Resizing / Decapping: Pretty simple – brings the dimensions of a fired piece of brass back down to the size it should be so it can feed well and grip a bullet again. Don’t overanalyze it. The dimensions on the drawings in your manual are maximum dimensions. This stage is where you get neck tension on the bullet (more on this later). Decapping is simply popping out the old / spent primer. Life is a lot simpler if you have a resizing die that has a carbide ring in it (you won’t have to lube cases). With carbide sizing dies, make sure you aren’t setting it too far down so that your press cams over. You’ll break the carbide. I just raise the ram, screw down the die until it barely touches and lock it down.

Trimming, Chamfering and Deburring:
It’s doubtful you’ll ever do it on brass for auto loading handguns.
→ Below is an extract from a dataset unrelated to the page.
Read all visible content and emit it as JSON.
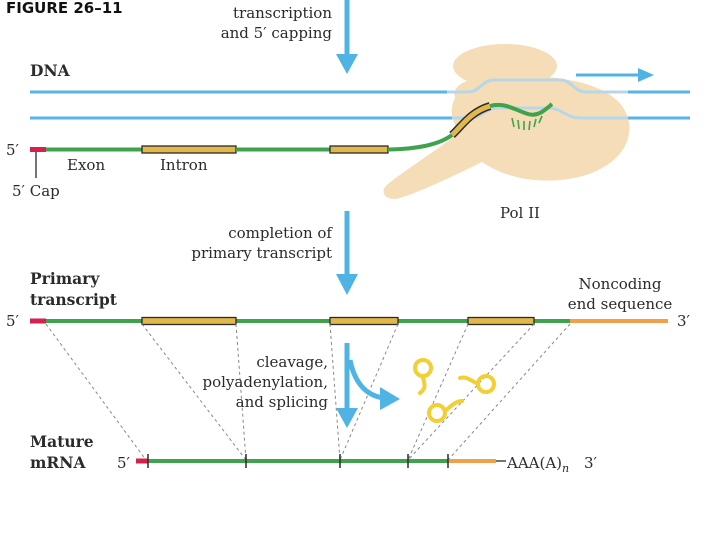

In fact, they often shrink the more you shoot them. I thought I’d bring it up here because this is where you take your measurements – after sizing. If you’re doing a rimmed cartridge like .44 mag, .357 mag or .45 Colt, you might want to trim to get a more consistent roll crimp. If you’re loading for rifle, trimming will be a lot more important. If the case stretches too much it can stick into your leade / freebore and it will act like a roll crimp die and squeeze your bullet. Guess what – pressure increases. After you trim, your brass will be really rough on the case mouth. A chamfer / deburring tool will clean up the inside and the outside of the brass. You aren’t trying to create a knife edge with chamfering. For rifle, you are just trying to remove any burrs and relieve it a little on the inside so your bullet can get started into the case. With handgun cartridges, you use a different technique called flaring.

Zombie Steve 05-16-2011 18:16

Flaring or Belling the case: Now that we’ve sized down the case it’s going to be difficult to start a flat base bullet in there. Putting a slight bell or flare in the case mouth is the solution. We normally wouldn’t ever chamfer these on an auto cartridge because they headspace on the case mouth.

***Just a quick side track. Setting up dies can be a pain. Since this die isn’t as easy to find the right place as the previous one, I’ll give you a free tip. Get some lead shot. Take out the set screw on the lock ring and drop in a single piece of shot. Once you get this die adjusted lock it down. You won’t need to adjust it again. The lead shot will save you the hassle of ruining those set screws when you over wrench it, and possibly save the threads on the die too. Anyway, works for me.

Back to flaring – DON’T OVERDO IT. If it looks like a trumpet’s bell when you’re done, you’ve gone too far. You’re just overworking your brass. If you hold it up to the light and can’t see anything, you need a tad more. All you need to do is slightly open up the mouth so you can start a bullet. That’s it.

Priming: There are many methods of doing this by hand or on the press, and I’m not getting into Ford vs. Chevy here. The main thing I wanted to point out here is that you want to make sure the primer is seated slightly below flush with the bottom of the case. A common problem with (other people’s) handloads is they don’t seat the primer deep enough. When the firing pin hits it, it finishes seating the primer instead of igniting it. If you try to shoot it again, it will go off. Again, make sure your primer is seated as far as it will go into the primer pocket.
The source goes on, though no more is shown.